Pazienza, bisogna avere pazienza, e ascoltare in silenzio la voce del sogno: ci parla di timori e di morte, e ci tremano in bocca le labbra, di brevi sospiri intrecciate. Dov'è la paura è lì che siamo, tra i granelli di sabbia che sono miliardi di corpuscoli di niente, ma siamo anche dove ci pareva che dovesse suonare quella sirena sull' orizzonte che la nave copre, e dove speravamo che quell' ancora venisse slegata, e lasciata conficcare al suolo, al largo delle nostre speranze, dopo aver a lungo navigato errando e pure annegato, senza fine e senza meta alcuna, prima di adesso. Perché il mondo degli eroi non ci appartiene, e giro il viso dalla parte opposta al suo simulacro: lascio che brillino le luci divine in un ipotetico aldilà di cui non voglio occuparmi, e oggi mi faccio uomo, e sono umana , così come tu lo sei, senza provarne vergogna alcuna; tra le tue parole leggo una forma che mi conforta, un' accettazione placida e saggia della miseria, e una confidenza della carne che passa, imperfetta e preziosa, perché tanto mortale da dover schivare anche il più lieve soffio di vento. Tutta la sera ci piomba sul capo e senza anelare all' eterno sediamo stanchi dietro le nostre finestre; è trascorsa un' altra giornata, ed è una spossatezza che quasi ci coccola; è schiaffo e carezza, è crepuscolo che si piega a nuova aurora, ed io non so mai stata così felice di non essere beata come un dio.
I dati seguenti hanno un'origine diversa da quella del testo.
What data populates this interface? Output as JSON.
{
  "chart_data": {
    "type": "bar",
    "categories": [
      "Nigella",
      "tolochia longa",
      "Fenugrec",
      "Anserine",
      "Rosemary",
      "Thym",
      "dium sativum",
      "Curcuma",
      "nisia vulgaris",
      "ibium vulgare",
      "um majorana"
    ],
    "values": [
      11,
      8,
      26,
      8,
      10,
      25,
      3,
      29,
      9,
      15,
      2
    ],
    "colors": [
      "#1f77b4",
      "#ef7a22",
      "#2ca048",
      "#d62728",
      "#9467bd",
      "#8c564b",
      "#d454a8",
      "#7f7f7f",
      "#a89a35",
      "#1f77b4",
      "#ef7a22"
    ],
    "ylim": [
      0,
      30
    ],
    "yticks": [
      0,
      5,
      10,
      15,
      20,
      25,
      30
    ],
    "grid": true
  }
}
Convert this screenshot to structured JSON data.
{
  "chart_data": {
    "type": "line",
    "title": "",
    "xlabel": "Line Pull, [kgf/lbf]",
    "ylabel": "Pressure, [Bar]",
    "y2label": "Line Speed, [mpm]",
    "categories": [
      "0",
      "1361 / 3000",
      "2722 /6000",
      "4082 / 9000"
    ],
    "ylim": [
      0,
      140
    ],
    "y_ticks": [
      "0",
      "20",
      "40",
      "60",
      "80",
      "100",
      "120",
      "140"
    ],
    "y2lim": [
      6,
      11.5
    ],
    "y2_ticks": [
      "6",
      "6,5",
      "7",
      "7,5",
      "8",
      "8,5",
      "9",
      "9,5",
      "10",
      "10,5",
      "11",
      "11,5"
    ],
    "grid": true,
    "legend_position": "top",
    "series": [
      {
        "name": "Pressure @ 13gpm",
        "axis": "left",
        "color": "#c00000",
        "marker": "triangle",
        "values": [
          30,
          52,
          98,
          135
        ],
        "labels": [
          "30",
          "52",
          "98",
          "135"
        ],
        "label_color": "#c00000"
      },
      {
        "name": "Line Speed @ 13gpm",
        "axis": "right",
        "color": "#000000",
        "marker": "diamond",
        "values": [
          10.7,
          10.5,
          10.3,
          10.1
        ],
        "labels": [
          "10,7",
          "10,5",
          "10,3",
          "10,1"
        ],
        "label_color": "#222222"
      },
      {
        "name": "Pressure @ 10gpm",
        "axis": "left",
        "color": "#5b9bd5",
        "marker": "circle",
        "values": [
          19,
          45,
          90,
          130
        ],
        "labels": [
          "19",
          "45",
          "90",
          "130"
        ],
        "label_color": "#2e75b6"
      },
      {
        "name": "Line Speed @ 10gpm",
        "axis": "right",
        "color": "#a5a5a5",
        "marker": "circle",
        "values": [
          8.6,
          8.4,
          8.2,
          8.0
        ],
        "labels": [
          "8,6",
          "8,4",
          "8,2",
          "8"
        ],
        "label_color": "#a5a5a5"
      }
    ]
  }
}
Anticipa la pioggia uno scarto dei sensi, e nell' incertezza dell' accordo muto il mio spirito pensoso si fa d' un tratto desiderio, ed irrompe impetuoso portandosi via tutti gli argini mai costruiti del mio orgoglio: smodato e ancestrale il richiamo violento della luna piena mi riporta ad un lido soltanto, e spariscono le nubi dei tormenti indifferenti, e tutto è niente e siamo così di nuovo meravigliosamente soli nella notte, privi di linguaggio, privi di ragione; si cercano le viscere nostre e ci fanno animali nella speculare immagine di una corsa affannosa verso l' Ignoto, senza l' ingombro polveroso del passato e senza l' alito penoso del futuro, senza occhi e senza freno, solo di mani, solo di mani siamo fatti, e di miele che scorre, e di pazienza che nutre le voglie della vita.